Dr Daniels makes a few salient points regarding optimizing therapy, which seems to be the major issue for most people and clearly differs between individuals. A one size fits all approach to thyroid management does not work and is all too common among doctors sadly, and their patients suffer for it. Unlike many ‘traditional’ docs out there, Dr Daniels seems fairly open minded. For those looking for a decent reference guide to tests, diagnoses, etc, it’s a good little book.

It could also be helpful for when making your case that you are not happy with your current meds/dose, etc and the doc you are working with is resistant. For example, he states:

“Although thyroid function can be precisely, monitored, not all ‘optimally treated’ patients feel well. For example in one study in which patients were treated with increments of thyroid hormone, those whose T4 dose was increased by 25-50 mcg/d, resulting in a suppressed serum TSH, felt consistently better than those receiving the highest dose at which TSH could be maintained within the normal range. In another community population-based study, patients taking T4 felt psychologically less well than a matched control population.”

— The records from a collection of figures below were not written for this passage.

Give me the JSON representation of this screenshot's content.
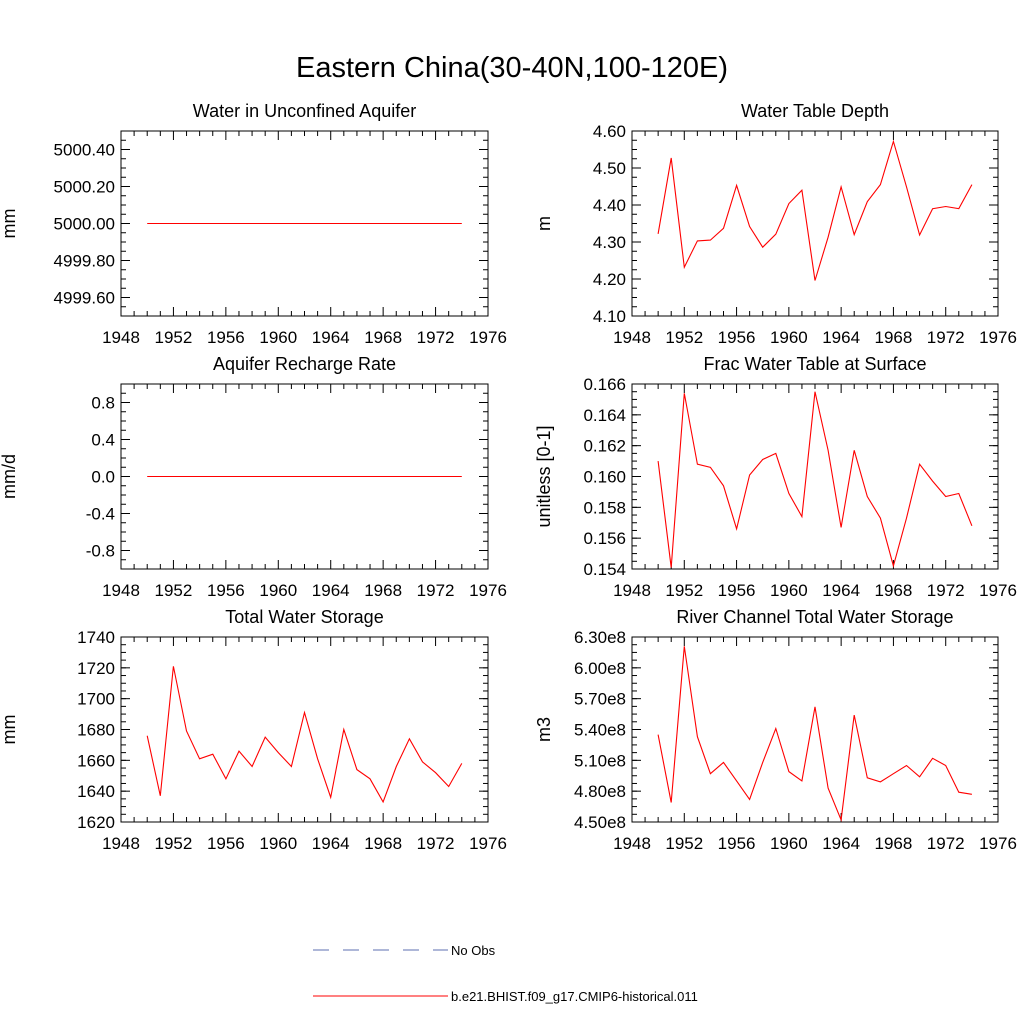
{
  "main_title": "Eastern China(30-40N,100-120E)",
  "legend": [
    {
      "label": "No Obs",
      "color": "#5d6fb0",
      "style": "dashed"
    },
    {
      "label": "b.e21.BHIST.f09_g17.CMIP6-historical.011",
      "color": "#ff0000",
      "style": "solid"
    }
  ],
  "chart_data": [
    {
      "type": "line",
      "title": "Water in Unconfined Aquifer",
      "ylabel": "mm",
      "xlim": [
        1948,
        1976
      ],
      "ylim": [
        4999.5,
        5000.5
      ],
      "xticks": [
        1948,
        1952,
        1956,
        1960,
        1964,
        1968,
        1972,
        1976
      ],
      "yticks": [
        4999.6,
        4999.8,
        5000.0,
        5000.2,
        5000.4
      ],
      "ytick_labels": [
        "4999.60",
        "4999.80",
        "5000.00",
        "5000.20",
        "5000.40"
      ],
      "x": [
        1950,
        1951,
        1952,
        1953,
        1954,
        1955,
        1956,
        1957,
        1958,
        1959,
        1960,
        1961,
        1962,
        1963,
        1964,
        1965,
        1966,
        1967,
        1968,
        1969,
        1970,
        1971,
        1972,
        1973,
        1974
      ],
      "series": [
        {
          "color": "#ff0000",
          "values": [
            5000,
            5000,
            5000,
            5000,
            5000,
            5000,
            5000,
            5000,
            5000,
            5000,
            5000,
            5000,
            5000,
            5000,
            5000,
            5000,
            5000,
            5000,
            5000,
            5000,
            5000,
            5000,
            5000,
            5000,
            5000
          ]
        }
      ]
    },
    {
      "type": "line",
      "title": "Water Table Depth",
      "ylabel": "m",
      "xlim": [
        1948,
        1976
      ],
      "ylim": [
        4.1,
        4.6
      ],
      "xticks": [
        1948,
        1952,
        1956,
        1960,
        1964,
        1968,
        1972,
        1976
      ],
      "yticks": [
        4.1,
        4.2,
        4.3,
        4.4,
        4.5,
        4.6
      ],
      "ytick_labels": [
        "4.10",
        "4.20",
        "4.30",
        "4.40",
        "4.50",
        "4.60"
      ],
      "x": [
        1950,
        1951,
        1952,
        1953,
        1954,
        1955,
        1956,
        1957,
        1958,
        1959,
        1960,
        1961,
        1962,
        1963,
        1964,
        1965,
        1966,
        1967,
        1968,
        1969,
        1970,
        1971,
        1972,
        1973,
        1974
      ],
      "series": [
        {
          "color": "#ff0000",
          "values": [
            4.322,
            4.527,
            4.232,
            4.303,
            4.305,
            4.337,
            4.453,
            4.342,
            4.286,
            4.321,
            4.404,
            4.44,
            4.196,
            4.313,
            4.449,
            4.32,
            4.409,
            4.455,
            4.572,
            4.449,
            4.319,
            4.39,
            4.396,
            4.39,
            4.455
          ]
        }
      ]
    },
    {
      "type": "line",
      "title": "Aquifer Recharge Rate",
      "ylabel": "mm/d",
      "xlim": [
        1948,
        1976
      ],
      "ylim": [
        -1.0,
        1.0
      ],
      "xticks": [
        1948,
        1952,
        1956,
        1960,
        1964,
        1968,
        1972,
        1976
      ],
      "yticks": [
        -0.8,
        -0.4,
        0.0,
        0.4,
        0.8
      ],
      "ytick_labels": [
        "-0.8",
        "-0.4",
        "0.0",
        "0.4",
        "0.8"
      ],
      "x": [
        1950,
        1951,
        1952,
        1953,
        1954,
        1955,
        1956,
        1957,
        1958,
        1959,
        1960,
        1961,
        1962,
        1963,
        1964,
        1965,
        1966,
        1967,
        1968,
        1969,
        1970,
        1971,
        1972,
        1973,
        1974
      ],
      "series": [
        {
          "color": "#ff0000",
          "values": [
            0,
            0,
            0,
            0,
            0,
            0,
            0,
            0,
            0,
            0,
            0,
            0,
            0,
            0,
            0,
            0,
            0,
            0,
            0,
            0,
            0,
            0,
            0,
            0,
            0
          ]
        }
      ]
    },
    {
      "type": "line",
      "title": "Frac Water Table at Surface",
      "ylabel": "unitless [0-1]",
      "xlim": [
        1948,
        1976
      ],
      "ylim": [
        0.154,
        0.166
      ],
      "xticks": [
        1948,
        1952,
        1956,
        1960,
        1964,
        1968,
        1972,
        1976
      ],
      "yticks": [
        0.154,
        0.156,
        0.158,
        0.16,
        0.162,
        0.164,
        0.166
      ],
      "ytick_labels": [
        "0.154",
        "0.156",
        "0.158",
        "0.160",
        "0.162",
        "0.164",
        "0.166"
      ],
      "x": [
        1950,
        1951,
        1952,
        1953,
        1954,
        1955,
        1956,
        1957,
        1958,
        1959,
        1960,
        1961,
        1962,
        1963,
        1964,
        1965,
        1966,
        1967,
        1968,
        1969,
        1970,
        1971,
        1972,
        1973,
        1974
      ],
      "series": [
        {
          "color": "#ff0000",
          "values": [
            0.161,
            0.1541,
            0.1654,
            0.1608,
            0.1606,
            0.1594,
            0.1566,
            0.1601,
            0.1611,
            0.1615,
            0.1589,
            0.1574,
            0.1655,
            0.1617,
            0.1567,
            0.1617,
            0.1587,
            0.1573,
            0.1542,
            0.1573,
            0.1608,
            0.1597,
            0.1587,
            0.1589,
            0.1568
          ]
        }
      ]
    },
    {
      "type": "line",
      "title": "Total Water Storage",
      "ylabel": "mm",
      "xlim": [
        1948,
        1976
      ],
      "ylim": [
        1620,
        1740
      ],
      "xticks": [
        1948,
        1952,
        1956,
        1960,
        1964,
        1968,
        1972,
        1976
      ],
      "yticks": [
        1620,
        1640,
        1660,
        1680,
        1700,
        1720,
        1740
      ],
      "ytick_labels": [
        "1620",
        "1640",
        "1660",
        "1680",
        "1700",
        "1720",
        "1740"
      ],
      "x": [
        1950,
        1951,
        1952,
        1953,
        1954,
        1955,
        1956,
        1957,
        1958,
        1959,
        1960,
        1961,
        1962,
        1963,
        1964,
        1965,
        1966,
        1967,
        1968,
        1969,
        1970,
        1971,
        1972,
        1973,
        1974
      ],
      "series": [
        {
          "color": "#ff0000",
          "values": [
            1676,
            1637,
            1721,
            1679,
            1661,
            1664,
            1648,
            1666,
            1656,
            1675,
            1665,
            1656,
            1691,
            1661,
            1636,
            1680,
            1654,
            1648,
            1633,
            1656,
            1674,
            1659,
            1652,
            1643,
            1658
          ]
        }
      ]
    },
    {
      "type": "line",
      "title": "River Channel Total Water Storage",
      "ylabel": "m3",
      "xlim": [
        1948,
        1976
      ],
      "ylim": [
        450000000,
        630000000
      ],
      "xticks": [
        1948,
        1952,
        1956,
        1960,
        1964,
        1968,
        1972,
        1976
      ],
      "yticks": [
        450000000,
        480000000,
        510000000,
        540000000,
        570000000,
        600000000,
        630000000
      ],
      "ytick_labels": [
        "4.50e8",
        "4.80e8",
        "5.10e8",
        "5.40e8",
        "5.70e8",
        "6.00e8",
        "6.30e8"
      ],
      "x": [
        1950,
        1951,
        1952,
        1953,
        1954,
        1955,
        1956,
        1957,
        1958,
        1959,
        1960,
        1961,
        1962,
        1963,
        1964,
        1965,
        1966,
        1967,
        1968,
        1969,
        1970,
        1971,
        1972,
        1973,
        1974
      ],
      "series": [
        {
          "color": "#ff0000",
          "values": [
            535000000,
            469000000,
            621000000,
            533000000,
            497000000,
            508000000,
            490000000,
            472000000,
            508000000,
            541000000,
            499000000,
            490000000,
            562000000,
            483000000,
            452000000,
            554000000,
            493000000,
            489000000,
            497000000,
            505000000,
            494000000,
            512000000,
            505000000,
            479000000,
            477000000
          ]
        }
      ]
    }
  ]
}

Possible explanations for the above findings he lists as:

o Some of these patients may have been subtly under treated. When hypothyroid patients remain symptomatic, the T4 dose should be increased until TSH reaches the lower normal range.

(Note, however, he’s clear to point out that an intact hyopthalamo-pituitary axis is necessary for TSH to reflect thyroid status appropriately and other measures such as free hormones and symptoms should be used in that situation in addition to TSH)

o The patients may have remained symptomatic because their symptoms were related to other disorders possibly associated with Hashimoto’s thyroiditis, such as depression.

o True physiological replacement of thyroid hormone may require both T4 and T3.

o Clinical deterioration after starting T4 therapy should raise the question of concomitant adrenal insufficiency, known as Schmidt’s syndrome.
For a ‘traditional’ endocrinologist I thought his comments above showed an open minded approach I wish more docs followed.

Finally, an excellent review paper recently published – Optimal Hormone Replacement Therapy in Hypothyroidism – A Model Predictive Control Approach – covers the topic in depth and also makes the case T4/T3 combination therapy often yielding the best results.